Hyperscaling violation : a unified frame for effective holographic theories

TL;DR

This paper classifies low-energy effective holographic theories with Lifshitz and Schrödinger symmetries using hyperscaling violation and dynamical exponents, revealing their parameter constraints and connections to microscopic string solutions.

Contribution

It provides a systematic classification of holographic theories based on hyperscaling violation and scaling exponents, linking them to string theory reductions and identifying universal features.

Findings

Classified theories constrained by null energy and specific heat conditions.

Identified universal emblackening factor for Lifshitz theories with one scale.

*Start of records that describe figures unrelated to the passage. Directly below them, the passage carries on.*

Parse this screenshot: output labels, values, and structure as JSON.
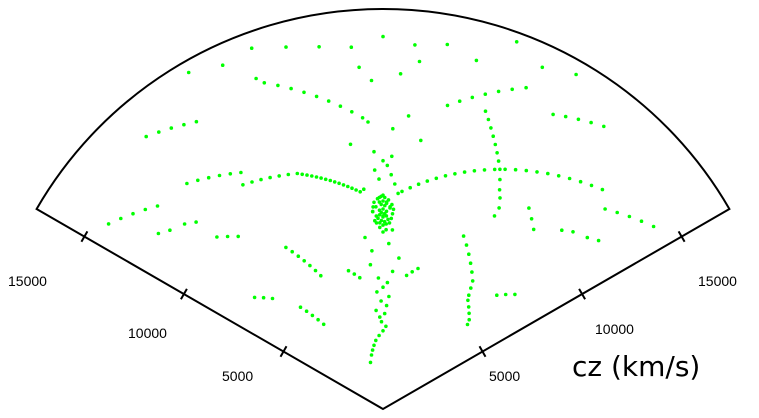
{
  "chart_data": {
    "type": "scatter",
    "title": "",
    "axis_label": "cz (km/s)",
    "tick_labels": [
      "5000",
      "10000",
      "15000"
    ],
    "tick_values": [
      5000,
      10000,
      15000
    ],
    "r_max": 17400,
    "angle_range_deg": [
      -60,
      60
    ],
    "grid": false,
    "point_color": "#00ff00",
    "line_color": "#000000",
    "points": [
      [
        4000,
        -2
      ],
      [
        4150,
        1
      ],
      [
        4300,
        -4
      ],
      [
        4500,
        2
      ],
      [
        4700,
        -1
      ],
      [
        4900,
        3
      ],
      [
        5100,
        -3
      ],
      [
        5300,
        0
      ],
      [
        5500,
        2
      ],
      [
        5700,
        -2
      ],
      [
        3200,
        -3
      ],
      [
        3400,
        0
      ],
      [
        3600,
        2
      ],
      [
        3800,
        -1
      ],
      [
        2100,
        -15
      ],
      [
        2400,
        -12
      ],
      [
        2600,
        -10
      ],
      [
        2800,
        -8
      ],
      [
        3000,
        -6
      ],
      [
        6000,
        4
      ],
      [
        6300,
        -5
      ],
      [
        6600,
        6
      ],
      [
        6900,
        -4
      ],
      [
        7200,
        2
      ],
      [
        7500,
        -6
      ],
      [
        7800,
        3
      ],
      [
        8100,
        -2
      ],
      [
        8400,
        0
      ],
      [
        8600,
        -3
      ],
      [
        8800,
        2
      ],
      [
        9000,
        1
      ],
      [
        9200,
        -1
      ],
      [
        9400,
        4
      ],
      [
        9600,
        -5
      ],
      [
        9800,
        3
      ],
      [
        10000,
        -1
      ],
      [
        10200,
        2
      ],
      [
        10400,
        -2
      ],
      [
        10600,
        1
      ],
      [
        10800,
        0
      ],
      [
        11000,
        2
      ],
      [
        11200,
        -2
      ],
      [
        7700,
        0
      ],
      [
        7800,
        1
      ],
      [
        7900,
        -1
      ],
      [
        8000,
        0
      ],
      [
        8050,
        1
      ],
      [
        8100,
        -1
      ],
      [
        8150,
        0.5
      ],
      [
        8200,
        -0.5
      ],
      [
        8250,
        1.5
      ],
      [
        8300,
        -1.5
      ],
      [
        8350,
        0
      ],
      [
        8400,
        1
      ],
      [
        8450,
        -1
      ],
      [
        8500,
        0.5
      ],
      [
        8550,
        -0.5
      ],
      [
        8600,
        1
      ],
      [
        8650,
        -1
      ],
      [
        8700,
        0
      ],
      [
        8750,
        2
      ],
      [
        8800,
        -2
      ],
      [
        8850,
        0.5
      ],
      [
        8900,
        -0.5
      ],
      [
        8950,
        1
      ],
      [
        9000,
        -1
      ],
      [
        9050,
        0
      ],
      [
        9100,
        1.5
      ],
      [
        9150,
        -1.5
      ],
      [
        9200,
        0.5
      ],
      [
        9250,
        -0.5
      ],
      [
        9300,
        0
      ],
      [
        8100,
        2
      ],
      [
        8200,
        -2.5
      ],
      [
        8300,
        2.5
      ],
      [
        8400,
        -2
      ],
      [
        8500,
        2.8
      ],
      [
        8600,
        -3
      ],
      [
        8700,
        3
      ],
      [
        8800,
        -2.8
      ],
      [
        8900,
        2.5
      ],
      [
        9000,
        -2.5
      ],
      [
        9500,
        -6
      ],
      [
        9600,
        -7
      ],
      [
        9700,
        -8
      ],
      [
        9800,
        -9
      ],
      [
        9900,
        -10
      ],
      [
        10000,
        -11
      ],
      [
        10100,
        -12
      ],
      [
        10200,
        -13
      ],
      [
        10300,
        -14
      ],
      [
        10400,
        -15
      ],
      [
        10500,
        -16
      ],
      [
        10600,
        -17
      ],
      [
        10700,
        -18
      ],
      [
        10800,
        -19
      ],
      [
        10900,
        -20
      ],
      [
        11000,
        -22
      ],
      [
        11100,
        -24
      ],
      [
        11200,
        -26
      ],
      [
        11300,
        -28
      ],
      [
        11400,
        -30
      ],
      [
        11500,
        -32
      ],
      [
        9500,
        5
      ],
      [
        9700,
        7
      ],
      [
        9900,
        9
      ],
      [
        10100,
        11
      ],
      [
        10300,
        13
      ],
      [
        10500,
        15
      ],
      [
        10700,
        17
      ],
      [
        10900,
        19
      ],
      [
        11100,
        21
      ],
      [
        11300,
        23
      ],
      [
        11500,
        25
      ],
      [
        11700,
        27
      ],
      [
        11900,
        29
      ],
      [
        12100,
        31
      ],
      [
        12300,
        33
      ],
      [
        12000,
        -31
      ],
      [
        12200,
        -33
      ],
      [
        12400,
        -35
      ],
      [
        12600,
        -37
      ],
      [
        12800,
        -39
      ],
      [
        13000,
        -41
      ],
      [
        12500,
        35
      ],
      [
        12700,
        37
      ],
      [
        12900,
        39
      ],
      [
        13100,
        41
      ],
      [
        13300,
        43
      ],
      [
        13500,
        45
      ],
      [
        9700,
        30
      ],
      [
        10100,
        30
      ],
      [
        10500,
        29
      ],
      [
        10800,
        28
      ],
      [
        11200,
        27
      ],
      [
        11600,
        26
      ],
      [
        11900,
        25
      ],
      [
        12200,
        24
      ],
      [
        12500,
        23
      ],
      [
        12800,
        22
      ],
      [
        13100,
        21
      ],
      [
        13400,
        20
      ],
      [
        13700,
        19
      ],
      [
        8300,
        25
      ],
      [
        8000,
        27
      ],
      [
        7700,
        29
      ],
      [
        7400,
        31
      ],
      [
        7100,
        33
      ],
      [
        6800,
        35
      ],
      [
        6500,
        36
      ],
      [
        6200,
        37
      ],
      [
        6000,
        38
      ],
      [
        5800,
        40
      ],
      [
        5600,
        42
      ],
      [
        5400,
        44
      ],
      [
        5200,
        45
      ],
      [
        12700,
        -4
      ],
      [
        13000,
        -6
      ],
      [
        13300,
        -8
      ],
      [
        13600,
        -10
      ],
      [
        13900,
        -12
      ],
      [
        14200,
        -14
      ],
      [
        14500,
        -16
      ],
      [
        14800,
        -18
      ],
      [
        15100,
        -20
      ],
      [
        15400,
        -21
      ],
      [
        13500,
        12
      ],
      [
        13800,
        14
      ],
      [
        14100,
        16
      ],
      [
        14400,
        18
      ],
      [
        14700,
        20
      ],
      [
        15000,
        22
      ],
      [
        15300,
        24
      ],
      [
        6400,
        -25
      ],
      [
        6700,
        -26
      ],
      [
        7000,
        -27
      ],
      [
        7300,
        -28
      ],
      [
        7600,
        -29
      ],
      [
        7900,
        -30
      ],
      [
        8200,
        -31
      ],
      [
        4500,
        -35
      ],
      [
        4800,
        -36
      ],
      [
        5100,
        -37
      ],
      [
        5400,
        -38
      ],
      [
        5700,
        -39
      ],
      [
        16000,
        -10
      ],
      [
        15800,
        -5
      ],
      [
        16200,
        0
      ],
      [
        15900,
        5
      ],
      [
        16100,
        10
      ],
      [
        15700,
        15
      ],
      [
        16300,
        -15
      ],
      [
        14900,
        -33
      ],
      [
        15100,
        -35
      ],
      [
        15300,
        -37
      ],
      [
        15500,
        -39
      ],
      [
        15700,
        -41
      ],
      [
        14800,
        30
      ],
      [
        15000,
        32
      ],
      [
        15200,
        34
      ],
      [
        15400,
        36
      ],
      [
        15600,
        38
      ],
      [
        13200,
        -48
      ],
      [
        13500,
        -50
      ],
      [
        13800,
        -52
      ],
      [
        14100,
        -54
      ],
      [
        14400,
        -56
      ],
      [
        13000,
        48
      ],
      [
        13300,
        50
      ],
      [
        13600,
        52
      ],
      [
        13900,
        54
      ],
      [
        14200,
        56
      ],
      [
        16500,
        -25
      ],
      [
        16700,
        -20
      ],
      [
        16900,
        -30
      ],
      [
        16400,
        25
      ],
      [
        16800,
        30
      ],
      [
        17000,
        20
      ],
      [
        11500,
        -45
      ],
      [
        11800,
        -47
      ],
      [
        12100,
        -50
      ],
      [
        12400,
        -52
      ],
      [
        11000,
        45
      ],
      [
        11300,
        47
      ],
      [
        11600,
        50
      ],
      [
        11900,
        52
      ],
      [
        7000,
        45
      ],
      [
        7300,
        47
      ],
      [
        7600,
        49
      ],
      [
        6800,
        -45
      ],
      [
        7100,
        -47
      ],
      [
        7400,
        -49
      ],
      [
        10200,
        40
      ],
      [
        10500,
        38
      ],
      [
        10800,
        36
      ],
      [
        9800,
        -40
      ],
      [
        10100,
        -42
      ],
      [
        10400,
        -44
      ],
      [
        14300,
        -2
      ],
      [
        14600,
        3
      ],
      [
        14900,
        -4
      ],
      [
        15200,
        6
      ],
      [
        12200,
        2
      ],
      [
        12500,
        -3
      ],
      [
        12800,
        5
      ],
      [
        11800,
        8
      ],
      [
        11600,
        -7
      ],
      [
        5900,
        10
      ],
      [
        6100,
        12
      ],
      [
        6300,
        14
      ],
      [
        5800,
        -10
      ],
      [
        6000,
        -12
      ],
      [
        6200,
        -14
      ]
    ]
  }
}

Connected classifications to microscopic string solutions and their scales.

Abstract

We investigate systematic classifications of low energy and lower dimensional effective holographic theories with Lifshitz and Schr\"odinger scaling symmetries only using metrics in terms of hyperscaling violation ($\theta$) and dynamical ($z$) exponents. Their consistent parameter spaces are constrained by null energy and positive specific heat conditions, whose validity is explicitly checked against a previously known result. From dimensional reductions of many microscopic string solutions, we observe the classifications are tied with the number of scales in the original microscopic theories. Conformal theories do not generate a nontrivial $\theta$ for a simple sphere reduction. Theories with Lifshitz scaling with one scale are completely fixed by $\theta$ and $z$, and have a universal emblackening factor at finite temperature. Dimensional reduction of intersecting M2-M5 requires, we call, spatial anisotropic exponents ($\sharp$), along with $z$=1, $\theta$=0, because of another scale. Theories with Schr\"odinger scaling show similar simple classifications at zero temperature, while require more care due to an additional parameter being a thermodynamic variable at finite temperature.